Brenda Lee Jones, single USA

Brenda Lee Jones – Rust records – R 5112, USA, publié en 1966, meilleure enchère sur Ebay 165 euros.

Brenda Lee Jones (1938 – 2001) n’est pas tout à fait une inconnue pour le public français. Elle fut au début des sixties la moitié du duo Dean & Jean qui connut une certaine notoriété aux USA et au Canada. En France, on les connait surtout via l’adaptation par Monty de « Hey Jan Hey Dean » qui fut un succès sous le titre « Ce N’est Pas Vrai ». Le duo se sépara en 1966 et Brenda sortit la même année ce 45 tours pour le moins intéressant. Je dois dire que j’ai cherché pendant longtemps qui était l’interprète de « You’re The Love Of My Life », car je connaissais ce titre par l’adaptation française de Noël Deschamps « A Prendre Ou A Laisser ». Le mystère étant résolu, je peux ajouter que la suite de la carrière de Brenda est assez discret. Elle semble avoir enregistré plus tard quelques obscurs albums de musique religieuse. Ce single a aussi fait l’objet d’un très confidentiel 45 tours en France sur Vogue en 1966.

Visites au musée du Boss

Au cours de ma vie je ne sais pas combien j’ai écouté de disques, probablement des millions. Dans ce kaléidoscope, certains ne firent que passer, d’autres se manifestèrent de manière plus accrocheuse. Et puis il y a ceux que je peux mettre dans mon musée. En voici des exemples, et comme en musique je n’ai jamais été sectaire, on peut y trouver des trucs qui peuvent sembler bizarres. Mais voilà, je les ai tous adorés et même les adore encore…

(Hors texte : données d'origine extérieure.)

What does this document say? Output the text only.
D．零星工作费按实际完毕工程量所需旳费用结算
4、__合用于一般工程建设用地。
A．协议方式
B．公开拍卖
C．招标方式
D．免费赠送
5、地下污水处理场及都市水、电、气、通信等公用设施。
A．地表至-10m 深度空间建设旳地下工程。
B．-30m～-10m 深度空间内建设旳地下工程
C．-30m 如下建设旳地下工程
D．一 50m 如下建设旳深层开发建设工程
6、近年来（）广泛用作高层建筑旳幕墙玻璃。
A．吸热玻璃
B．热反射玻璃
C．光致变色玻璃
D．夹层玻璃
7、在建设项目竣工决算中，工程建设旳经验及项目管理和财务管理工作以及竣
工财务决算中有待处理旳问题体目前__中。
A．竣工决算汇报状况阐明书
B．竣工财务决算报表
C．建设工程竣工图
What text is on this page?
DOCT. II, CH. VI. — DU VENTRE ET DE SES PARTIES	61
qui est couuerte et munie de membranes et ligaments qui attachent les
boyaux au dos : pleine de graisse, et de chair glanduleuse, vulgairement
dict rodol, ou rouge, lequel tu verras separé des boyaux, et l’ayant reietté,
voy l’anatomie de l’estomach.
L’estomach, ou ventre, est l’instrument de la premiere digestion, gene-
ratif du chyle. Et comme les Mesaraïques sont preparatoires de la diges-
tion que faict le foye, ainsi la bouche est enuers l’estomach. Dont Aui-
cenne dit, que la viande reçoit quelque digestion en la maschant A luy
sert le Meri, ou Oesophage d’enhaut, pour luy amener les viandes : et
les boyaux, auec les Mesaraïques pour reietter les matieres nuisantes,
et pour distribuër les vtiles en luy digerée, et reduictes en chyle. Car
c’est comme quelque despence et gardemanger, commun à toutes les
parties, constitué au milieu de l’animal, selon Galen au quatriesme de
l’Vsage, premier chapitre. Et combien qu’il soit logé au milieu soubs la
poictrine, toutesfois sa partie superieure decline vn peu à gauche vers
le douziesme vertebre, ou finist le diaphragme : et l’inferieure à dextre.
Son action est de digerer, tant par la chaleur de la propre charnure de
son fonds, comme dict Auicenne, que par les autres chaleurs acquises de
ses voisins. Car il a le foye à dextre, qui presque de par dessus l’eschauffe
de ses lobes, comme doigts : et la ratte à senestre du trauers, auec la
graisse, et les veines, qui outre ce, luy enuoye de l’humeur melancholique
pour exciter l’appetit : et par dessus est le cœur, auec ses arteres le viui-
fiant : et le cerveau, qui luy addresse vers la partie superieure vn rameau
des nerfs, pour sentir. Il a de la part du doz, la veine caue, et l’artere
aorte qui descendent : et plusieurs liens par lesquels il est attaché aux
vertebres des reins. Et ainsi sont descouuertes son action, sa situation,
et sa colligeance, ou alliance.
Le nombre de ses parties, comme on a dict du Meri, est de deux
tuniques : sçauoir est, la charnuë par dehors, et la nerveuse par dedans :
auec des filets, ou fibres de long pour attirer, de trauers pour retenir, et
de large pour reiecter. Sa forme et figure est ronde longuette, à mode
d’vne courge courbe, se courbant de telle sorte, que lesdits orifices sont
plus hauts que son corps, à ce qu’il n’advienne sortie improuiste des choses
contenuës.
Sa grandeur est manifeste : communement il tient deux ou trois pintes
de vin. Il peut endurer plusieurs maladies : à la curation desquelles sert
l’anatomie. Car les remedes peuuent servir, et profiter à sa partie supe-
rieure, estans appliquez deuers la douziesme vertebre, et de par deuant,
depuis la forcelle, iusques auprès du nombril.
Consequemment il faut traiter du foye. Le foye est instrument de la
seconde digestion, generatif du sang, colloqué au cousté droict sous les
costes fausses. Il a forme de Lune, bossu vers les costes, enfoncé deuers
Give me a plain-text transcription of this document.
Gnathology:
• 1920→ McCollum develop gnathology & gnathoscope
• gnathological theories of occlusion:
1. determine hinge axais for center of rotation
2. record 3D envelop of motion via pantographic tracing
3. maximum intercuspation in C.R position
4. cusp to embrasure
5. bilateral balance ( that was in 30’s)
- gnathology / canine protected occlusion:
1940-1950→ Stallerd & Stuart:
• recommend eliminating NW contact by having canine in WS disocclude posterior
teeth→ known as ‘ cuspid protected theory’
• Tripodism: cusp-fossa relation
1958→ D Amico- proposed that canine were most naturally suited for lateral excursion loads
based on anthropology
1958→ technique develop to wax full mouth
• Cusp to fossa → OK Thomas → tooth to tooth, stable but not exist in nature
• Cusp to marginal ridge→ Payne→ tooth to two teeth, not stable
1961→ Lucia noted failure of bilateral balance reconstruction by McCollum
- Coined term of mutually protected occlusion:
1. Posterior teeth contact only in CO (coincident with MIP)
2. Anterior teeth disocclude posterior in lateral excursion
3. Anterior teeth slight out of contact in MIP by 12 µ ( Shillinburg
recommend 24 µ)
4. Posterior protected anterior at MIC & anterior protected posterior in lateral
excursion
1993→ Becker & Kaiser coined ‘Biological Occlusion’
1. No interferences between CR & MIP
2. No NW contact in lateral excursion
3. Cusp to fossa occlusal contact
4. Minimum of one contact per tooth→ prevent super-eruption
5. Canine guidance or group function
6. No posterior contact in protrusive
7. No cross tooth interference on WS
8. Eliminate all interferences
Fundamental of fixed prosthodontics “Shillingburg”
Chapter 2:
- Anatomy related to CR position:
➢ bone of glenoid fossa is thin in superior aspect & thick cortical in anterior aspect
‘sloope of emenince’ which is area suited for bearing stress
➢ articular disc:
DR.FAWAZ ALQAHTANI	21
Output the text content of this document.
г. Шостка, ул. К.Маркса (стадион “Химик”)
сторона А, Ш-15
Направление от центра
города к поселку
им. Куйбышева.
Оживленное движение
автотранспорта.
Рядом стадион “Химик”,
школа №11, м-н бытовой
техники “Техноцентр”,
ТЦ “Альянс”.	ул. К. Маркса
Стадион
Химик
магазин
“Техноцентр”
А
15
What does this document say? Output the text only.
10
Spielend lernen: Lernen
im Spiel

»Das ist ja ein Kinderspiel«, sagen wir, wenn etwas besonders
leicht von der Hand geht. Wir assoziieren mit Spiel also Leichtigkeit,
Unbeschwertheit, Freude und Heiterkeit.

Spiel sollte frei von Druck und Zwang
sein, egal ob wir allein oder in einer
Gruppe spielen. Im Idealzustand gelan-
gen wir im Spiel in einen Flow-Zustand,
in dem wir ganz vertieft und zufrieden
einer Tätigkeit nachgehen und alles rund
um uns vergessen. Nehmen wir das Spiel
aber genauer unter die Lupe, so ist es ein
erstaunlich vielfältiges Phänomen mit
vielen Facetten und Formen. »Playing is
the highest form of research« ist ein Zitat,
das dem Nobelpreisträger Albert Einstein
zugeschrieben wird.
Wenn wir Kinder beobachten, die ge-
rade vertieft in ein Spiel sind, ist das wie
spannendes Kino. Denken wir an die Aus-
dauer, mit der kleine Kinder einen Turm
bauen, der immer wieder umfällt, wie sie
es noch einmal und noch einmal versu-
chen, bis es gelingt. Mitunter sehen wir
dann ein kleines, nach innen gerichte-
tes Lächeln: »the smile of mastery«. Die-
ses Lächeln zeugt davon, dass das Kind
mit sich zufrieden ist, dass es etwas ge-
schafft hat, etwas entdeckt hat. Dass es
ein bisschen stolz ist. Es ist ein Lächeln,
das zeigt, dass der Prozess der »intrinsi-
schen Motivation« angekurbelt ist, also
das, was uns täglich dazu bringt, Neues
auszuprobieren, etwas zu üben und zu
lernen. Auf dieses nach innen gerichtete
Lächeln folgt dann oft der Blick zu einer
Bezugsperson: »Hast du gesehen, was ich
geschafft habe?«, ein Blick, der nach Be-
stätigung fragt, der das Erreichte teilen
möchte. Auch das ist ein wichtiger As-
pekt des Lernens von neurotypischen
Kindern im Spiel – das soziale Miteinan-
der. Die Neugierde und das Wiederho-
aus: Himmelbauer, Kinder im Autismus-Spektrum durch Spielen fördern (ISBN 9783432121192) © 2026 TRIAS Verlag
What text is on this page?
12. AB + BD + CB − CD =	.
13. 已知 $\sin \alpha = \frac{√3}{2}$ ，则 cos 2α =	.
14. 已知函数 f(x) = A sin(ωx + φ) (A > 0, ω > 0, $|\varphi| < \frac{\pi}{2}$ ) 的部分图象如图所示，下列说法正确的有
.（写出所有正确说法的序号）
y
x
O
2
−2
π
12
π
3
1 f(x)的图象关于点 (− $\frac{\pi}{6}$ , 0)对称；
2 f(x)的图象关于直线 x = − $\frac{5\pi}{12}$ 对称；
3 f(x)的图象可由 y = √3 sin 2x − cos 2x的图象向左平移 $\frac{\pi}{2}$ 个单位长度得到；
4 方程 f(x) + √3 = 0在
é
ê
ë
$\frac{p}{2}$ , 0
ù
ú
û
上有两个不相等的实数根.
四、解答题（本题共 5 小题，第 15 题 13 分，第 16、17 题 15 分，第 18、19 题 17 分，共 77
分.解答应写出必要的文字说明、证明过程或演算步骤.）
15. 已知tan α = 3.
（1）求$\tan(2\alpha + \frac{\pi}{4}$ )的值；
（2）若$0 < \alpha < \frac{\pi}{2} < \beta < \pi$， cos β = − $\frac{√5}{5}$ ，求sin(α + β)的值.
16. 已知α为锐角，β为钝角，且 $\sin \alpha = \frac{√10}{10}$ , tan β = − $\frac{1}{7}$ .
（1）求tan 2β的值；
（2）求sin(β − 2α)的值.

Deux qui figurent sans aucun doute parmi mes records d’écoute…

Rick Durham And The Dynamics – I Got My Eyes On You

The Dovers – She’s Gone

Dans une future pièce du musée encore en construction, ces chansons y figureront probablement. Je ne les ai pas encore suffisamment écoutées, elles sont de découverte plus ou moins récente et ne font pas partie de mes 20 premières années d’écoutes, mais je suis sûr que je les écouterai encore dans dix ans.